By Sgt. Rebekah Malone, 225th Eng. Bde. PAO, MND-BMarch 8, 2009
BAGHDAD - As security stabilizes, the Iraqi Army engineers are asking questions that only a year ago seemed far from anyone's thoughts.
How will we get the hundreds of new engineer troops trained' When will we get our equipment fielded'
Leadership of the 225th Engineer Brigade, 1st Cavalry Division, Multi-National Division-Baghdad, met with the 6th Iraqi Army Engineer Regiment Commander Col. Ahmed Saddam March 4, at Al Muthana Airfield, Baghdad, to address these issues that will either hinder the success of, or establish credibility for, the IA engineers in the days after the Coalition forces withdraw.
"These questions are very important to you, so they are very important to me," explained Brig. Gen. Owen Monconduit, commander of the 225th Eng. Bde.
Ahmed briefed Monconduit on some of his missions since their last meeting, highlighting gains in mobility which the people of Baghdad appreciate.
"We've been focused on opening a lot of roads in Baghdad due to improved safety," Ahmed explained. "The list of roads, some are already finished, some are still being worked on."
Ahmed explained collaboration with the Baghdad Provincial Council provided a crane to lift the concrete barriers from the roads because the crane he had was too small to lift the barriers.

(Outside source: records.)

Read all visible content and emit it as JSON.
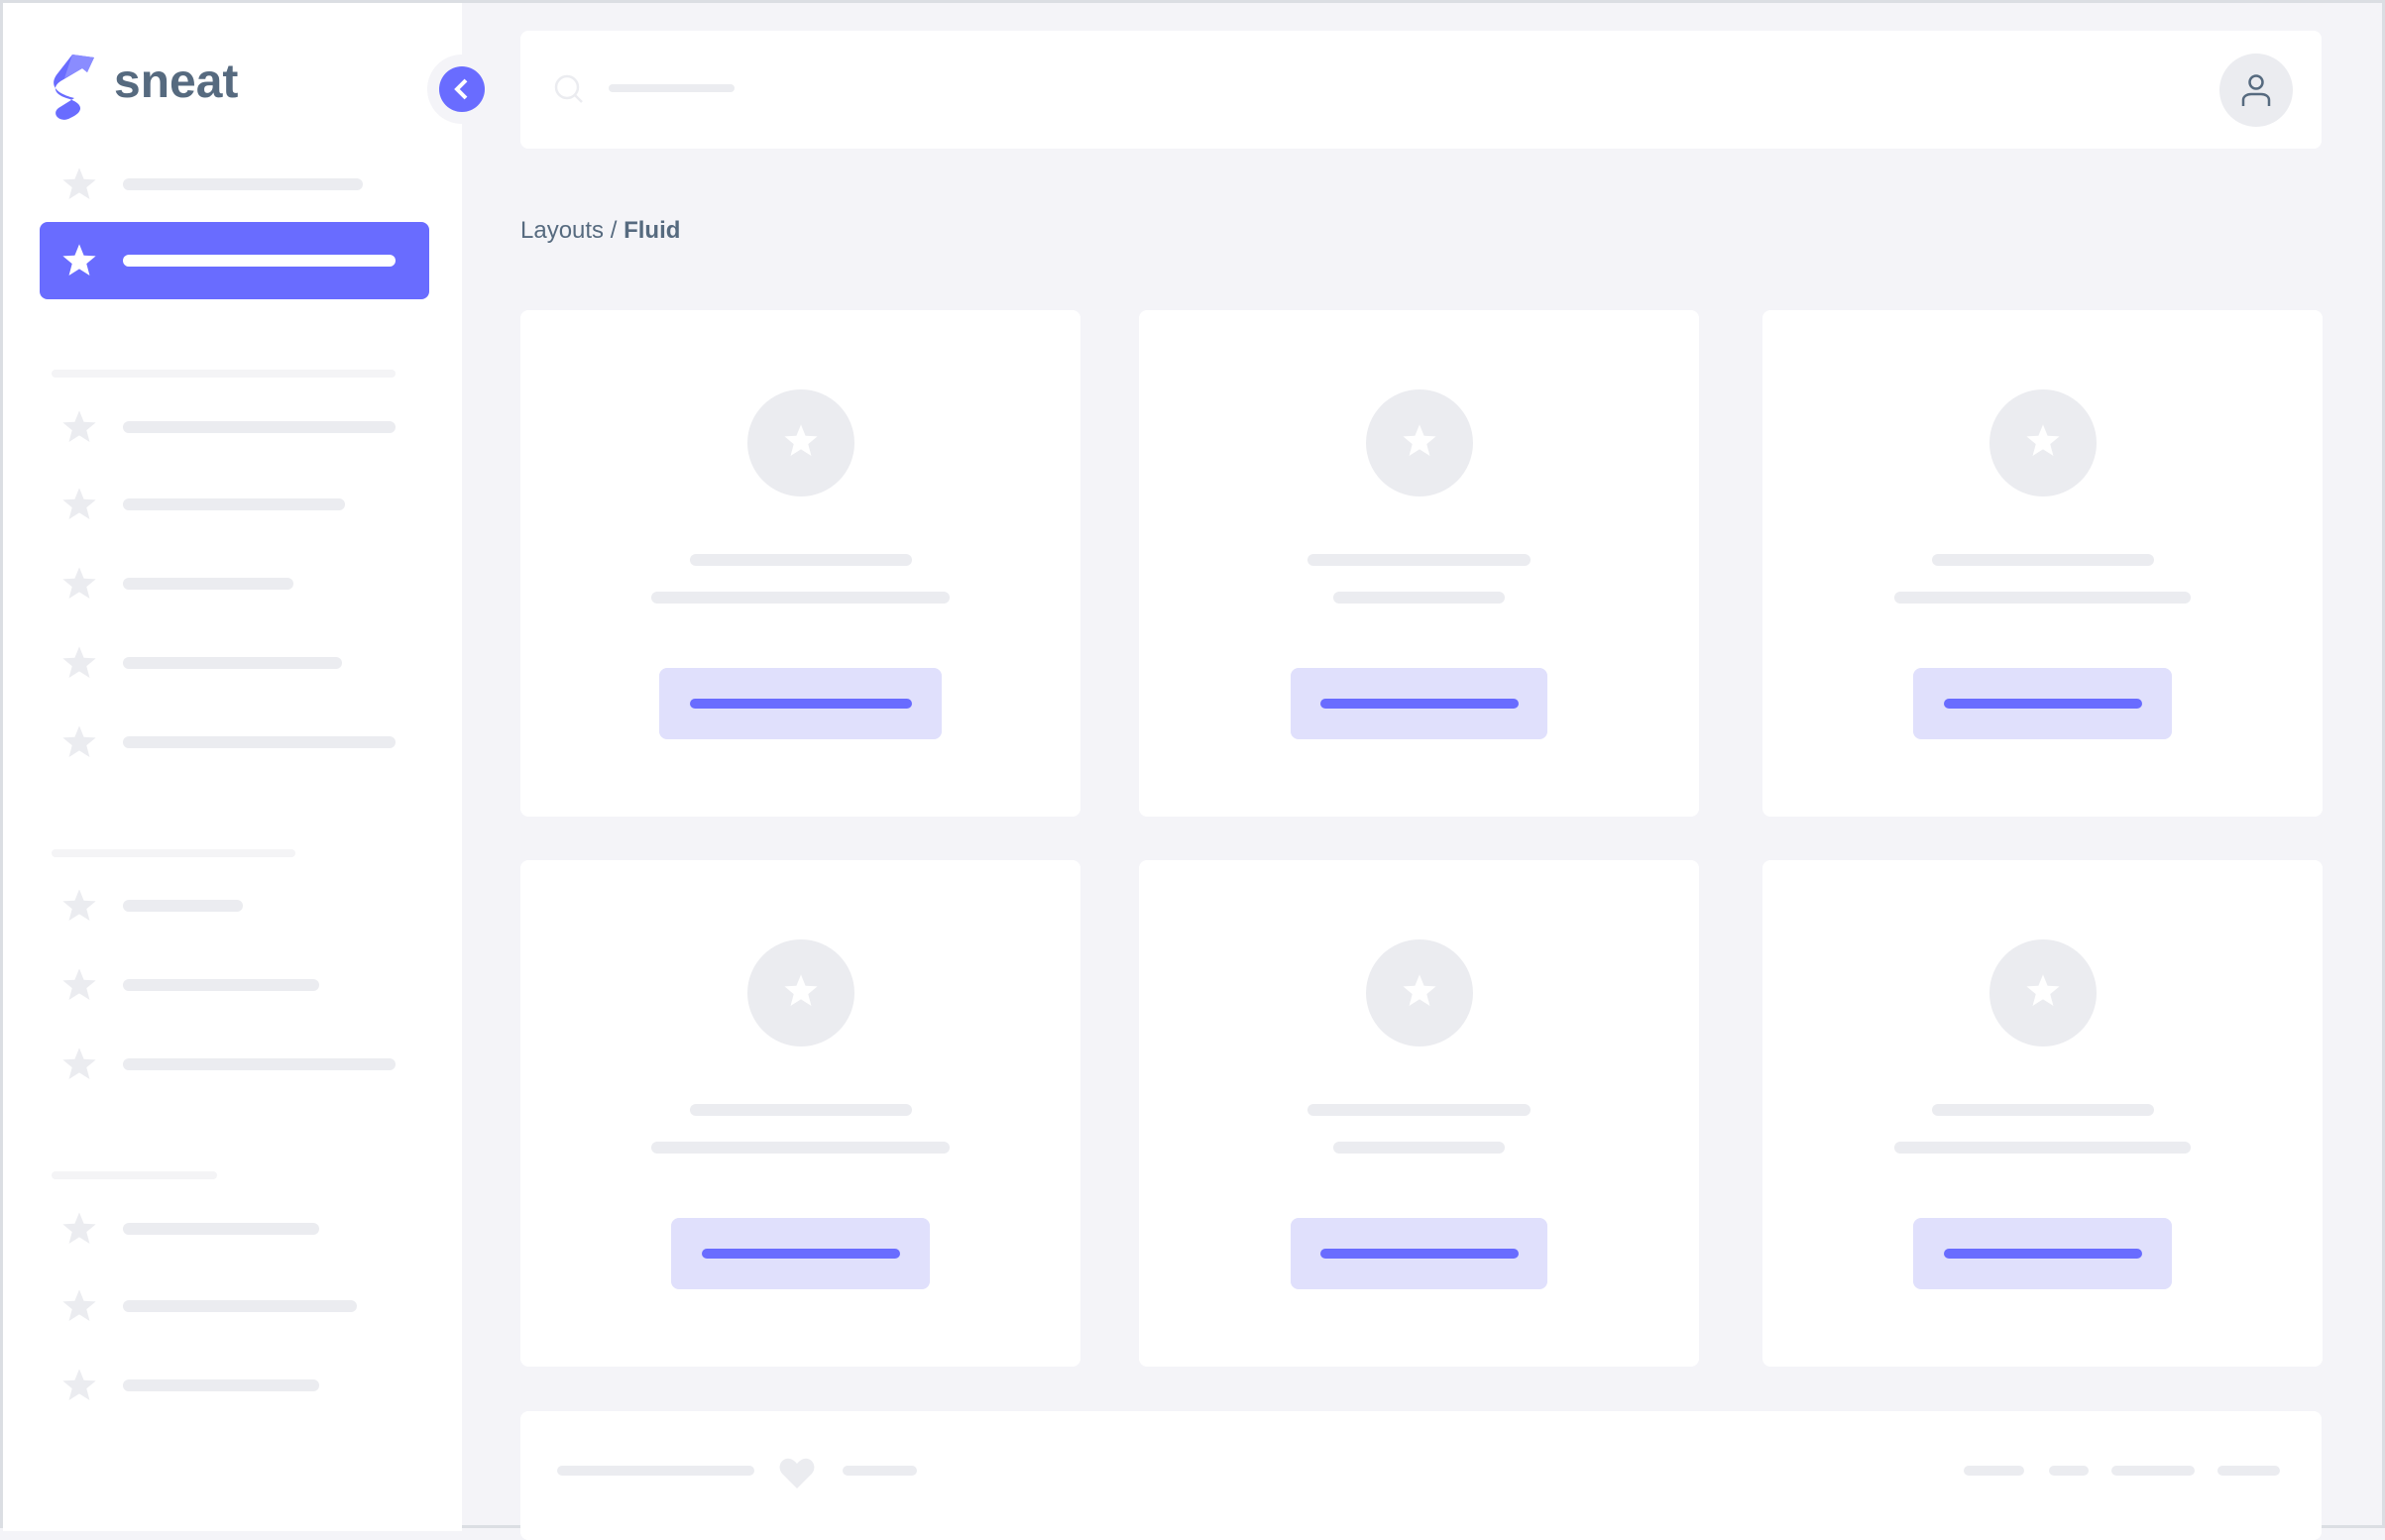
{
  "brand": {
    "name": "sneat",
    "accent": "#696cff",
    "text_color": "#566a7f"
  },
  "breadcrumb": {
    "parent": "Layouts",
    "separator": " / ",
    "current": "Fluid"
  },
  "sidebar": {
    "active_index": 1,
    "icons": "star-icon"
  },
  "cards": {
    "icon": "star-icon",
    "count": 6
  },
  "footer": {
    "icon": "heart-icon"
  }
}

Struggles any military faces, including funding, equipment shortages and transportation of supplies were emphasized repeatedly by the Iraqi commander.
"We relied on Americans to provide the parts," he said. "What is our next step, instead of having the Americans provide the parts'"
With the 19-month timeline on everyone's mind, Ahmed intends to maximize training opportunities on construction missions before the American forces are significantly reduced next August.
"I've spent 26 years in the Iraqi Army. I have gained more experience in the last four or five years, than in the previous 20," he said.
Within the month, the IA engineer plan will add an additional 400 new Soldiers to their ranks, he explained. Training the Soldiers on carpentry, masonry and other engineering skills is crucial to the long-term success of the IA engineers.
"I taught the Soldiers to do things on their own without supervision. I've shown them how to work, like the Americans," Ahmed said.
Training needs have not gone unnoticed by Lt. Col. Matthew Zajac, commander of the 46th Engineer Battalion, 225th Eng. Bde., from Fort Polk, La. Since last July, Zajac's Soldiers have worked side-by-side with the Iraqi Engineers to give hands on training to Soldiers that have limited experience and formal training.
Zajac explained the Iraqi Army has only recently had the luxury to concern themselves with jobs other than security missions, such as building maintenance and concrete operations. He said significant progress will be made once the unit receives the authorized engineering equipment package this summer.
"The greatest boost will occur August 2009, when they receive unit sourcing of equipment ... they will be able to do their job," said Zajac. "There's a lot of latent skill within the IA Engineers."
"The willingness to work with us has always been there," he continued. "With respect to the Security Agreement and troop withdraw ... newer units realize there's a limited time to benefit from our experience and example."
Monconduit told the Iraqi engineers that training on the equipment they will receive in August is paramount to their success.
"Partnership is a team effort; ... we want to enable you to be highly capable to perform engineering operations," Monconduit said. "Like an agreement, you send Soldiers to [training], and fielding [of engineer equipment] will be realized in August."
The partnership between Iraqi and U.S. engineers has the same goal: solve the training and equipment tribulations restricting growth of IA's skill set in engineering capacity.
"If you are trained as a plumber, but don't have a plumber's tool kit ... your new skills will fade quickly," Zajac said.